Dan Brown of the San Jose Mercury News described Nolan's tenure as "an epic failure for a coach who arrived full of confident talk and audacious gestures."

Also from Brown: A look at Singletary's connections to Bill Walsh.

Mark Purdy of the San Jose Mercury News says Nolan's firing begins a long rebuilding process for the organization. He doesn't expect success under Singletary.
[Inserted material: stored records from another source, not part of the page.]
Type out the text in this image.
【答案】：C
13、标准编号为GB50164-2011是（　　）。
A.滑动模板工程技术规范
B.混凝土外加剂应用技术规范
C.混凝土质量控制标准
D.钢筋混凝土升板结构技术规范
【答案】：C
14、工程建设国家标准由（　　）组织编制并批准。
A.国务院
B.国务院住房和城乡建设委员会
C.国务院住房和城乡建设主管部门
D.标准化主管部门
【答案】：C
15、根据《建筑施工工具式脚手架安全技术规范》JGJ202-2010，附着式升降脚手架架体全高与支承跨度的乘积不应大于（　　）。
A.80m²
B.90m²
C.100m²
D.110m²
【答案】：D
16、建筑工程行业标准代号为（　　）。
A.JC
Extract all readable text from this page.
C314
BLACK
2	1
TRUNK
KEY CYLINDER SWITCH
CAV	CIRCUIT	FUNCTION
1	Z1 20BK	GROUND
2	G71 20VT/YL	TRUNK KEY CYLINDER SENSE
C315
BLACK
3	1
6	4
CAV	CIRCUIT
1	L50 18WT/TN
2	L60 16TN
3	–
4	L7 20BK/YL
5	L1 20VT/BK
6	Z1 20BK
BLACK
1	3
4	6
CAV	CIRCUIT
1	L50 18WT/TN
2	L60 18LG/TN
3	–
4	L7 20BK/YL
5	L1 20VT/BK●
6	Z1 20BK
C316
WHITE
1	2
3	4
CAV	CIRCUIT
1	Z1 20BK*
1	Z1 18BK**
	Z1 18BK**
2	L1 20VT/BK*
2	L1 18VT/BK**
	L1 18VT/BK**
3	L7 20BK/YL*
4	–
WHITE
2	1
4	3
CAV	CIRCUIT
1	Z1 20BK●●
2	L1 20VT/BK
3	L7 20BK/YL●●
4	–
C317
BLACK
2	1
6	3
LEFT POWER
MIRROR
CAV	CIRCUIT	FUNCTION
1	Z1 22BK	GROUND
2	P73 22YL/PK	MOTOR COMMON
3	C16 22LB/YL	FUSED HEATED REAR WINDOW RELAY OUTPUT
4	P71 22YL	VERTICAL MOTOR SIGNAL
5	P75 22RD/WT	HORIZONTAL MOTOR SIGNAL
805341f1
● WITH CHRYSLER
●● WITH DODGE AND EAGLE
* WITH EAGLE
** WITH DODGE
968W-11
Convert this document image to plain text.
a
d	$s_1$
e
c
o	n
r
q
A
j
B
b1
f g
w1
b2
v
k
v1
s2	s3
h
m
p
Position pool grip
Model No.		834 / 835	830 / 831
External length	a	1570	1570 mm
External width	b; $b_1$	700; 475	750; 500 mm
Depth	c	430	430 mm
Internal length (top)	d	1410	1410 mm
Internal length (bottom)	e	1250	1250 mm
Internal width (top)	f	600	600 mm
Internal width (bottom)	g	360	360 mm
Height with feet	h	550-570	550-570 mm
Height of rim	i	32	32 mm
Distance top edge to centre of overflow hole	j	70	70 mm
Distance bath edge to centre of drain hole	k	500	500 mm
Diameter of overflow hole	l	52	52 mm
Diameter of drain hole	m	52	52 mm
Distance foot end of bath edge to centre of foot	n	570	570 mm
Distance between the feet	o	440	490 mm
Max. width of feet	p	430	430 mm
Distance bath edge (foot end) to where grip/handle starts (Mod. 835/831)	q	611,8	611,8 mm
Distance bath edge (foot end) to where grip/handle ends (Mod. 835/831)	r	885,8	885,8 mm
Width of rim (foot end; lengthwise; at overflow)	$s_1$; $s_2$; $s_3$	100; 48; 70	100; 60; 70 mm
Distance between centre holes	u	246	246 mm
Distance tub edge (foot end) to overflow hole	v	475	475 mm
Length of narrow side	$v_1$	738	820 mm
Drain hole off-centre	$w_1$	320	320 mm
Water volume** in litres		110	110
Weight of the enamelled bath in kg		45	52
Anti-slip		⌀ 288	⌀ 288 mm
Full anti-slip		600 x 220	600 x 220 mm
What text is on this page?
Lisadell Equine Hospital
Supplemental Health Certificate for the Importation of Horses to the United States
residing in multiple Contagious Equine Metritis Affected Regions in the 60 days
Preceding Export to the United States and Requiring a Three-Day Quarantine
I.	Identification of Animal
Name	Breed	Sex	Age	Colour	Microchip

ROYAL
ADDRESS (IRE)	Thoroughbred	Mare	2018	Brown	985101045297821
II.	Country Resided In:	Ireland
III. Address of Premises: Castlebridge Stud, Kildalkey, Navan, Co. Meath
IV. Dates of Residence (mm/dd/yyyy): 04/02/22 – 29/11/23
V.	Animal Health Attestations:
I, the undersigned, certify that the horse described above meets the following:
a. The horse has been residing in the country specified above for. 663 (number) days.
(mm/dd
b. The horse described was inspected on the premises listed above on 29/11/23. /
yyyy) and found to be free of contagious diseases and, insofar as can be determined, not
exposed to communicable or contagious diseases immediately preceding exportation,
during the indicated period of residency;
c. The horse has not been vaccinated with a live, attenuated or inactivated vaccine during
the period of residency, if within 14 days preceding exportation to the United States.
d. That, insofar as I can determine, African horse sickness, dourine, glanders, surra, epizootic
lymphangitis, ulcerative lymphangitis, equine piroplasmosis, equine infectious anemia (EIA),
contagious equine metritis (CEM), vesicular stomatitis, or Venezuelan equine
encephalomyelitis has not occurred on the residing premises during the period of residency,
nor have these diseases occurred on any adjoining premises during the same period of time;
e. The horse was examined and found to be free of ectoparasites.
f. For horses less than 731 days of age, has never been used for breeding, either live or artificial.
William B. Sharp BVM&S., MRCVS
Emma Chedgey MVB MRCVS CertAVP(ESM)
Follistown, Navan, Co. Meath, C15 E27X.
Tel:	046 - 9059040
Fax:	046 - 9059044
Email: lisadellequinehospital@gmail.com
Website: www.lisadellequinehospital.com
Quick thoughts on Nolan's firing

October, 21, 2008

Posted by's Mike Sando

Mike Nolan's firing as 49ers head coach marks the beginning of a transition period marked by more questions than concrete answers. A few thoughts:

  • The worse the 49ers felt about their quarterback situation, the harder time Nolan was going to have keeping his job. The 49ers nearly fired Nolan after the 2007 seasons because Nolan had won only a third of his games in three season while mishandling 2005 first-round draft pick Alex Smith.
  • Rolling the dice on quarterback J.T. O'Sullivan seemed like a good idea early this season, but four consecutive defeats have revealed O'Sullivan as a turnover waiting to happen. Nolan hired offensive coordinator Mike Martz. Martz brought in O'Sullivan and pushed him as the starter. The quarterback situation needed to work. It has not.
  • Nolan had GM powers when the 49ers drafted Smith. Injuries and coordinator changes hurt Smith's chances for success. Those factors were beyond Nolan's control, but reasons don't qualify as excuses in the NFL. Failing to make that pick work was going to haunt Nolan sooner or later.
  • This organization needs direction. Linebackers coach Mike Singletary became the choice to replace Nolan on an interim basis. I had considered defensive coordinator Greg Manusky as a potential frontrunner based on conversations with people in the organization. Offensive coordinator Mike Martz remains the most accomplished coach on staff. Where is this team headed? Will any of these coaches stay beyond this season?
  • Nolan's insistence upon taking himself seriously at all times worked against him when times got tough. Though wearing suits on game days was a tribute to his late father, the practice came to symbolize Nolan's sometimes excruciating efforts to look the part. If Nolan gets another chance as a head coach, he'll be better served lightening up.
  • Nolan won a higher percentage of news conferences than games as 49ers coach. He couldn't hide his disdain for reporters who dared to question his approach. Nolan was regularly condescending and even disdainful. He almost never admitted a mistake.
  • If Nolan ever lost the players, it wasn't obvious. They played hard, but ultimately not well enough.

I learned about the firing after midnight ET following a nearly 5-hour flight from St. Louis. We'll have lots more as the day unfolds.